David played guitar, banjo, and drums—sometimes simultaneously. He wrote most of the band’s music, and MorganEve, David’s wife, played fiddle and cello. They opened with “Fingers to the Bone,” the first track off Salt for Salt. Before the song ended, I knew staying home would’ve been a costly mistake. Brown Bird instantly became my favorite band. And they’ve remained so, even after David Lamb passed from leukemia on April 5, 2014.
That night changed everything I thought I knew about music. I genuinely felt like I was hearing sound for the first time. And for someone whose life has been shaped by music since birth, that was a big deal. Salt for Salt is a blistering, spiritual folk album—recorded live to tape, stripped of commercial gloss, and packed with lyrical force. It’s a record that rages darkly, expressing the eternal human battle to remain relevant through conflict and challenge. Lamb’s voice is honey and thunder. The arrangements—banjo, cello, bass drum, fiddle—merge folk, blues, and gypsy-punk into something haunting and elemental.
“Bilgewater” might be the album’s most original work of folk gold: “When every day is like a war between the will to go on and a wish that the world would spiral into the sun / Turn your head toward the storm that’s surely coming along.” It’s hard to top that line for sheer force of will. But the album is full of moments like that—songs that feel like spells, like warnings, and like whispered truths.

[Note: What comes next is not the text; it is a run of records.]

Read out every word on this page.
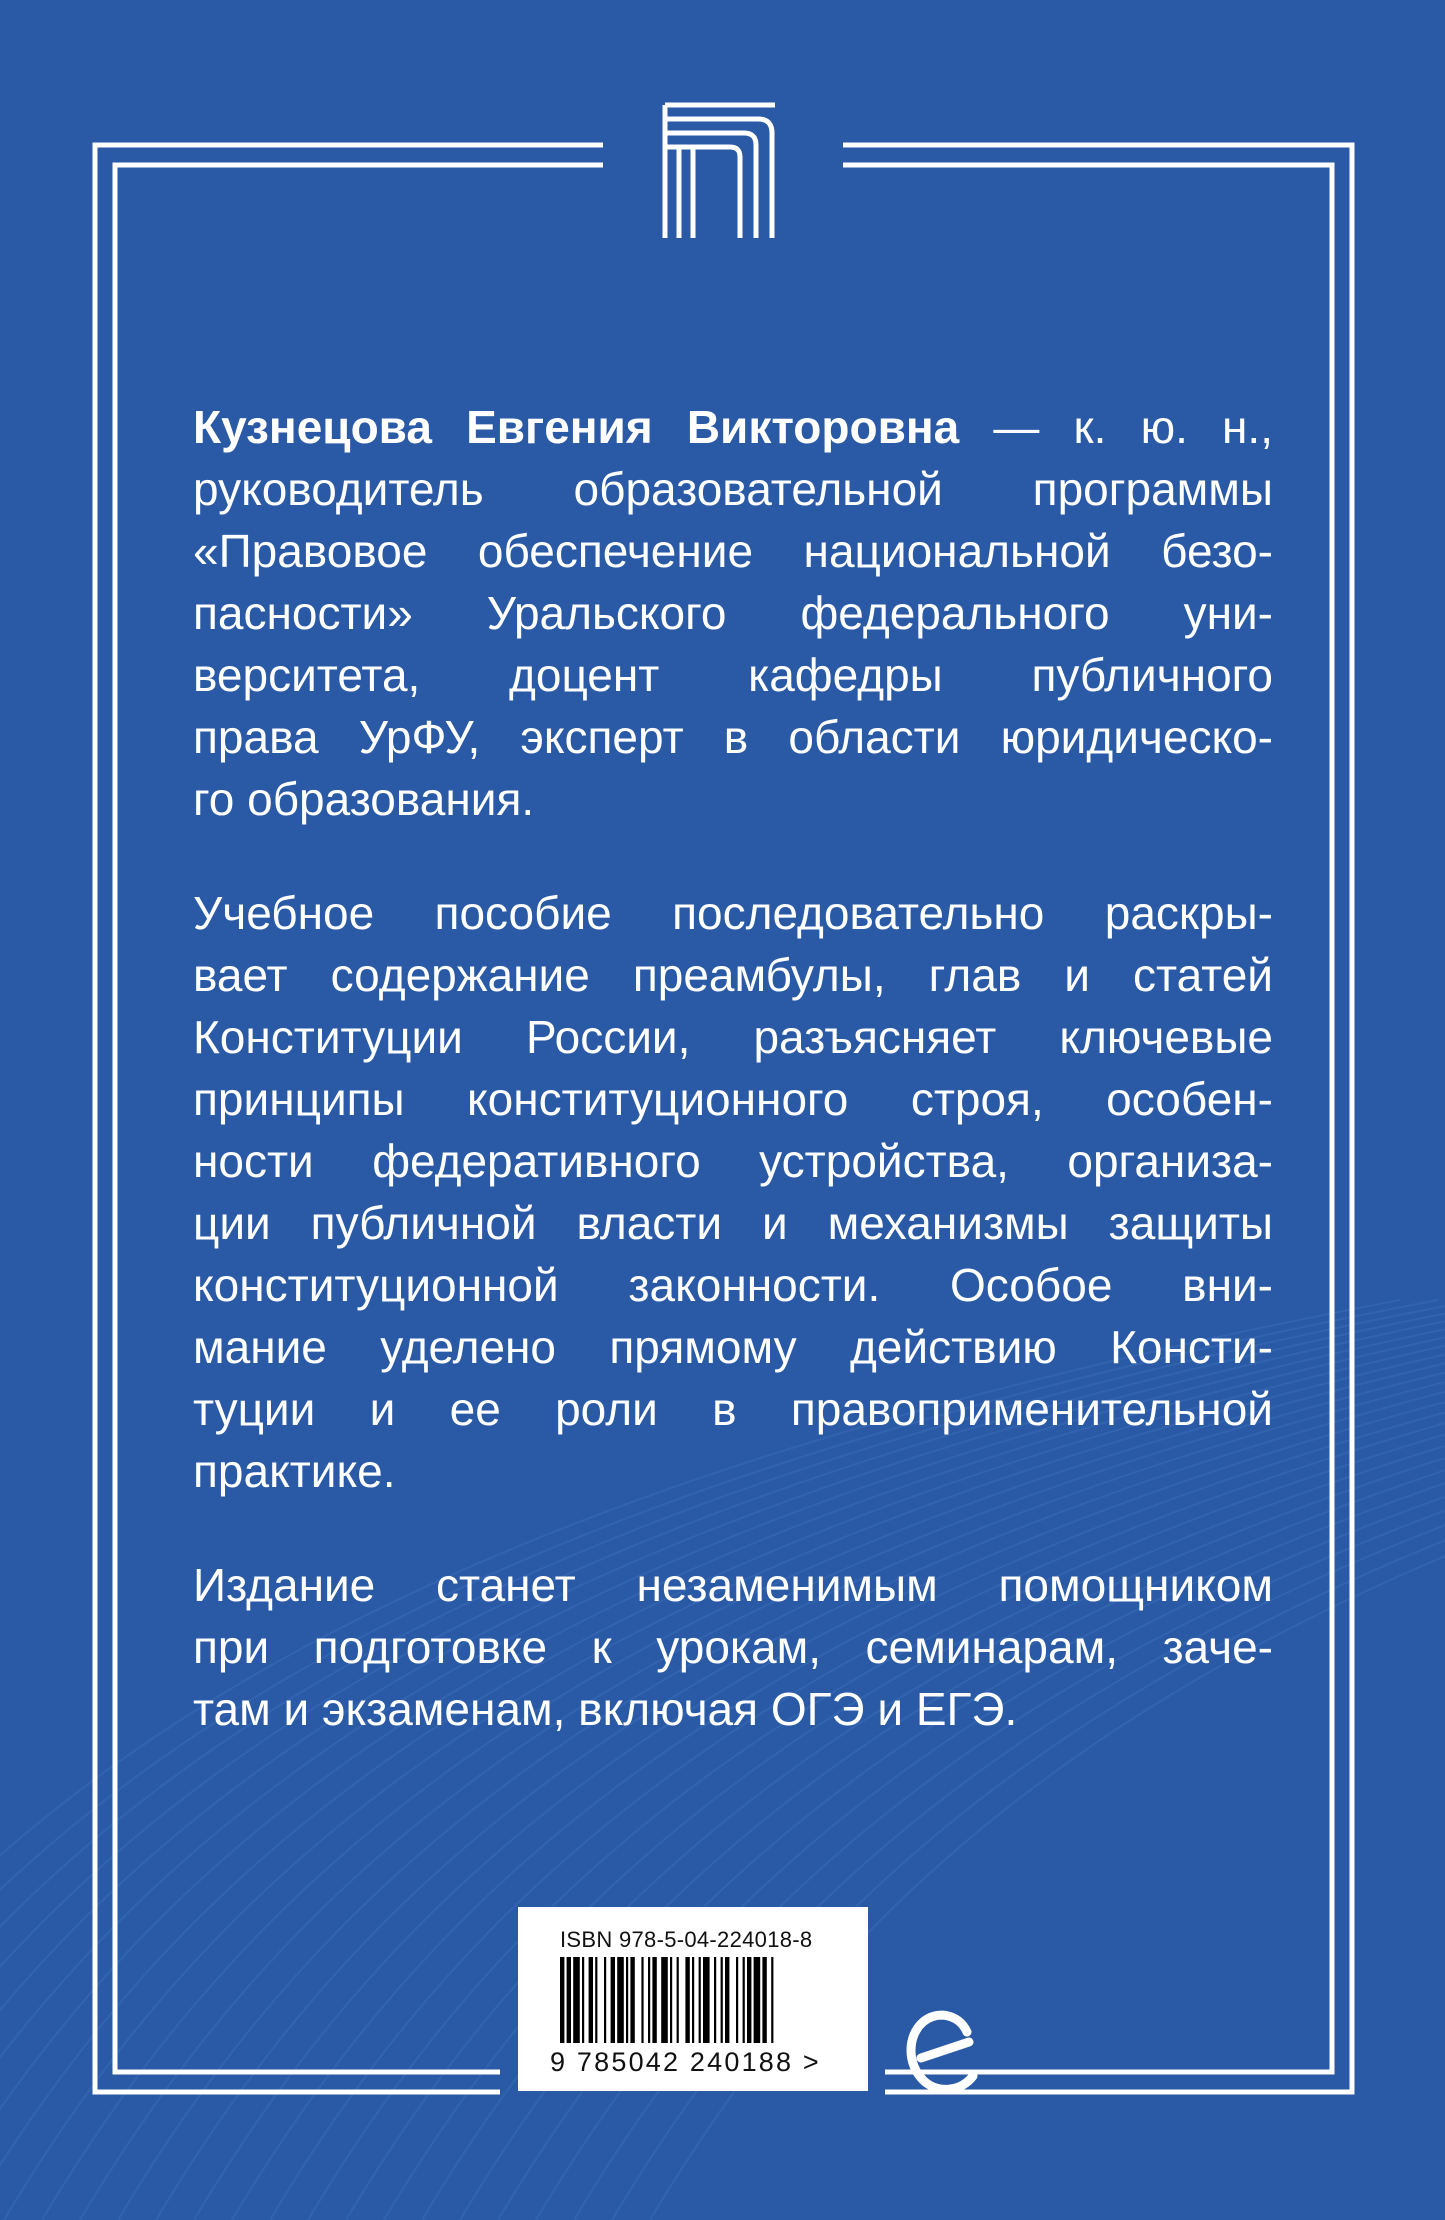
Кузнецова Евгения Викторовна — к. ю. н.,
руководитель образовательной программы
«Правовое обеспечение национальной безо-
пасности» Уральского федерального уни-
верситета, доцент кафедры публичного
права УрФУ, эксперт в области юридическо-
го образования.

Учебное пособие последовательно раскры-
вает содержание преамбулы, глав и статей
Конституции России, разъясняет ключевые
принципы конституционного строя, особен-
ности федеративного устройства, организа-
ции публичной власти и механизмы защиты
конституционной законности. Особое вни-
мание уделено прямому действию Консти-
туции и ее роли в правоприменительной
практике.

Издание станет незаменимым помощником
при подготовке к урокам, семинарам, заче-
там и экзаменам, включая ОГЭ и ЕГЭ.

ISBN 978-5-04-224018-8
9 785042 240188 >
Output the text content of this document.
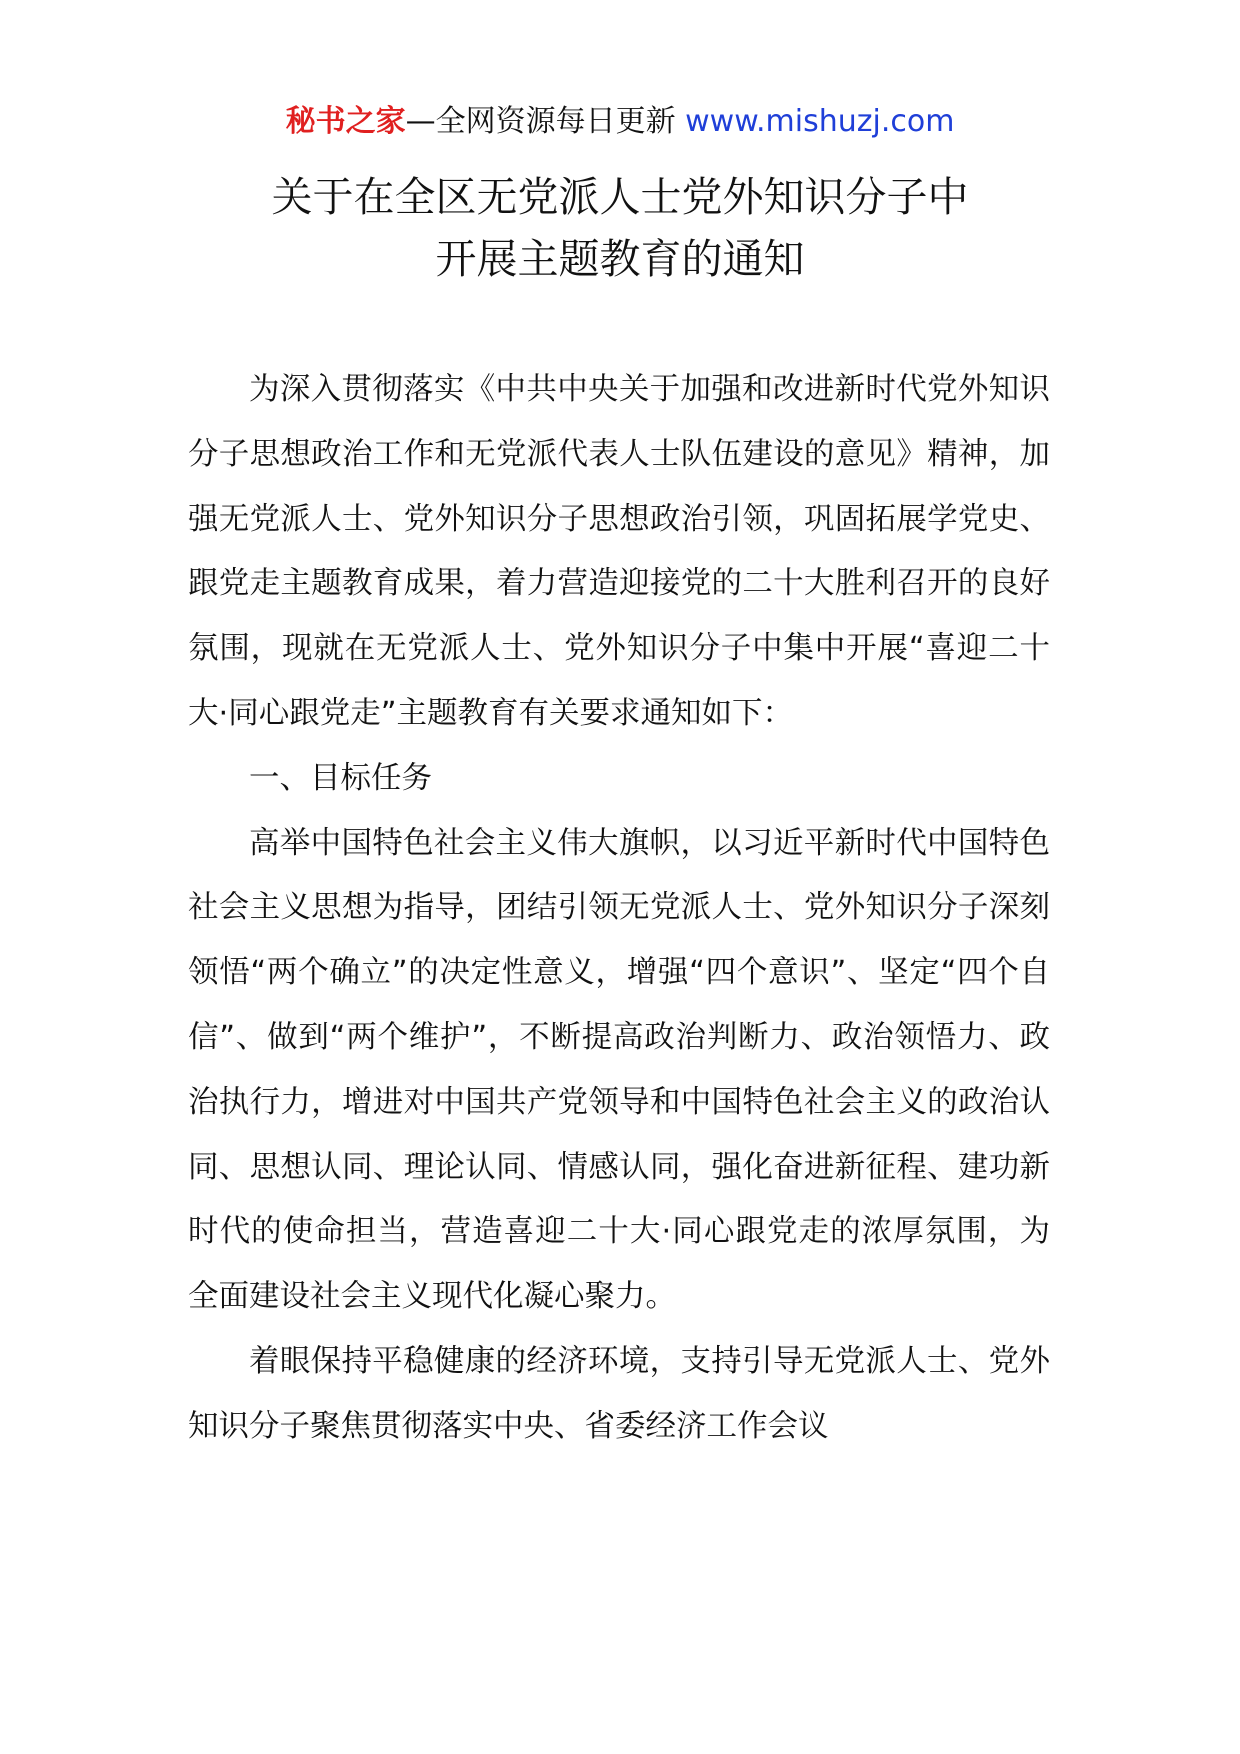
秘书之家—全网资源每日更新 www.mishuzj.com
关于在全区无党派人士党外知识分子中
开展主题教育的通知

为深入贯彻落实《中共中央关于加强和改进新时代党外知识分子思想政治工作和无党派代表人士队伍建设的意见》精神，加强无党派人士、党外知识分子思想政治引领，巩固拓展学党史、跟党走主题教育成果，着力营造迎接党的二十大胜利召开的良好氛围，现就在无党派人士、党外知识分子中集中开展“喜迎二十大·同心跟党走”主题教育有关要求通知如下：

一、目标任务

高举中国特色社会主义伟大旗帜，以习近平新时代中国特色社会主义思想为指导，团结引领无党派人士、党外知识分子深刻领悟“两个确立”的决定性意义，增强“四个意识”、坚定“四个自信”、做到“两个维护”，不断提高政治判断力、政治领悟力、政治执行力，增进对中国共产党领导和中国特色社会主义的政治认同、思想认同、理论认同、情感认同，强化奋进新征程、建功新时代的使命担当，营造喜迎二十大·同心跟党走的浓厚氛围，为全面建设社会主义现代化凝心聚力。

着眼保持平稳健康的经济环境，支持引导无党派人士、党外知识分子聚焦贯彻落实中央、省委经济工作会议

Brown Bird’s music was never about polish. It was about pulse. About grit. About the kind of storytelling that doesn’t ask for permission. Salt for Salt is one of those rare albums that reward close listening and repeated plays. It doesn’t just hold up—it deepens. David Lamb and MorganEve Swain didn’t just make music; they created a world. And for one night, in a swing suspended from the ceiling of a Santa Fe studio, I got to live in it.